A volunteer diver clears underwater garbage in Dapeng in 2017.
A NONPROFIT environmental protection organization in Shenzhen is recruiting volunteer divers to help clean underwater nets and traps in the Dapeng sea area. A cleanup is planned for April, according to the organization Dive for Love.
Diving enthusiasts who want to contribute to the preservation of the ocean environment can sign up for the campaigns. Nets are among the most dangerous types of underwater garbage, threatening coral and other ocean life.
Lin Xiaohui, a staff member with the NGO, said that they plan to organize 10 cleanups this year. The organization will need a dozen volunteer divers who are trained and certified.
Eligible volunteer divers are required to have good awareness of safety, as well as be familiar with the underwater environment and navigation system. Also, the volunteers will have to master performance buoyancy techniques, and the use of a surface marker buoy and an underwater cutter.
Dive for Love has organized six net cleanups since April last year, collecting over 225 kilograms of garbage on the seabed.
The monthly cleanups of fishing nets is part of what Dive for Love has been doing over the past few years to restore the ecosystem in the sea areas in Dapeng.
Last October, the NGO initiated a Coral Preservation Project that aims to build a coral conservation belt extending 100 meters in the waters of Da'ao Bay.

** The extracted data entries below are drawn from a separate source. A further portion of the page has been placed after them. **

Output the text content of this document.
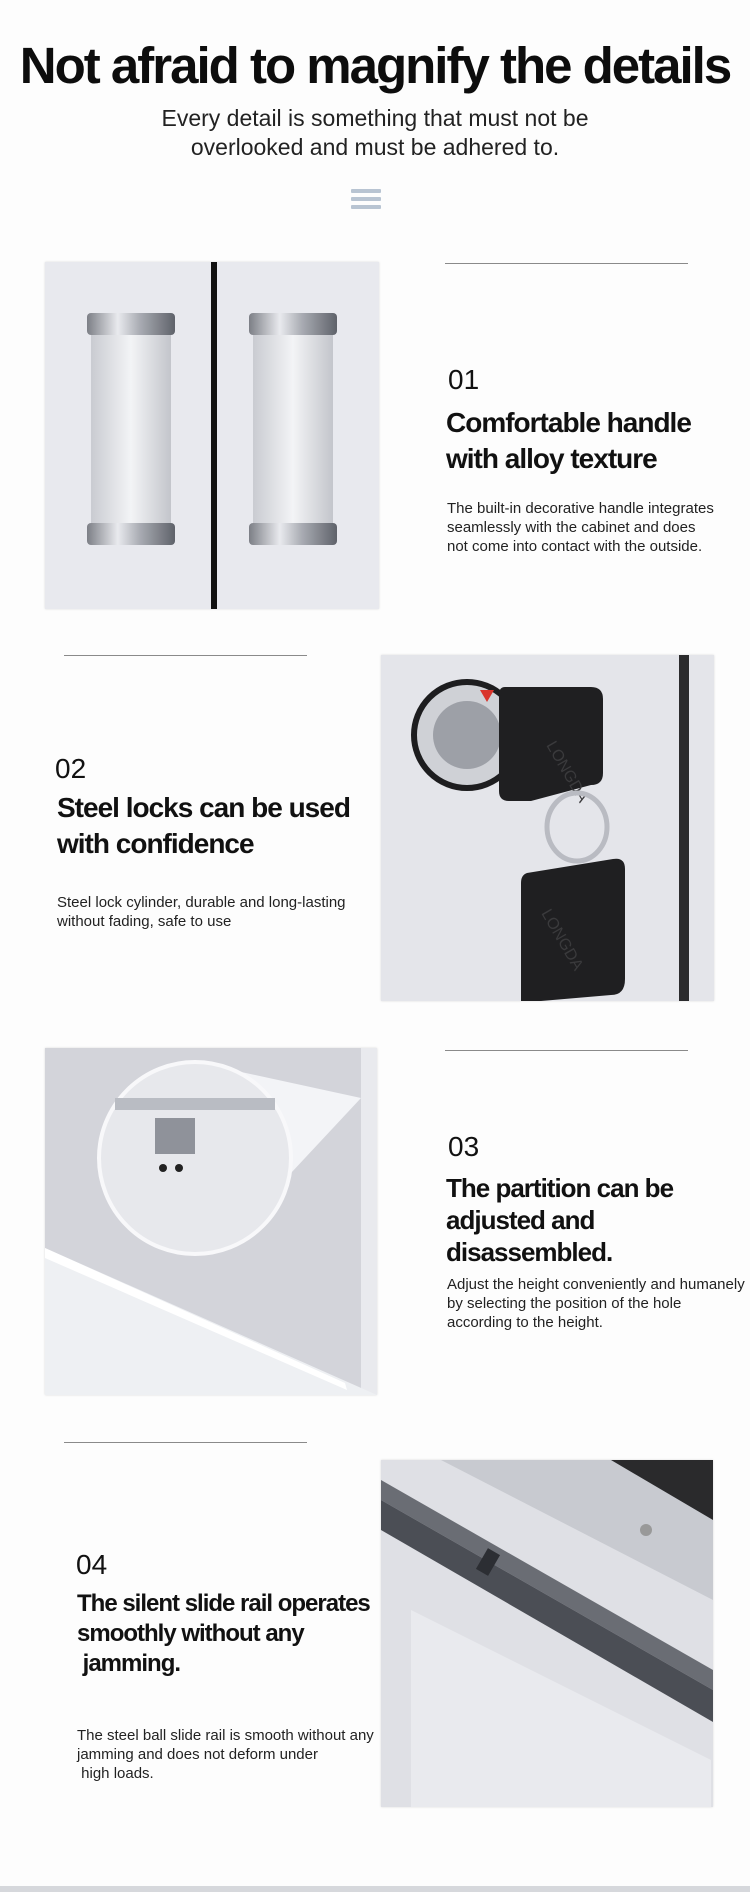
Not afraid to magnify the details
Every detail is something that must not be
overlooked and must be adhered to.
01
Comfortable handle
with alloy texture
The built-in decorative handle integrates
seamlessly with the cabinet and does
not come into contact with the outside.
02
Steel locks can be used
with confidence
Steel lock cylinder, durable and long-lasting
without fading, safe to use
LONGDA
LONGDA
03
The partition can be
adjusted and disassembled.
Adjust the height conveniently and humanely
by selecting the position of the hole
according to the height.
04
The silent slide rail operates
smoothly without any
jamming.
The steel ball slide rail is smooth without any
jamming and does not deform under
high loads.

The NGO raised around 240,000 yuan (US$37,945) in last year's "99 Charity Day," China's largest online fund-raising campaign run by Tencent, for the Coral Preservation Project.
Sea areas in Shenzhen once flourished with coral reefs. However, the coral cover has fallen from over 76 percent to 34 percent, due to human activity, over the past three decades, according to Guangdong Reef Check, an annual survey of the reefs' condition, Sixth Tone reported.
The restoring procedure can take quite a long time to make progress. Dive for Love has enlisted 600 volunteers from all walks of life since 2014, joining groups that work on ocean conservation in the region.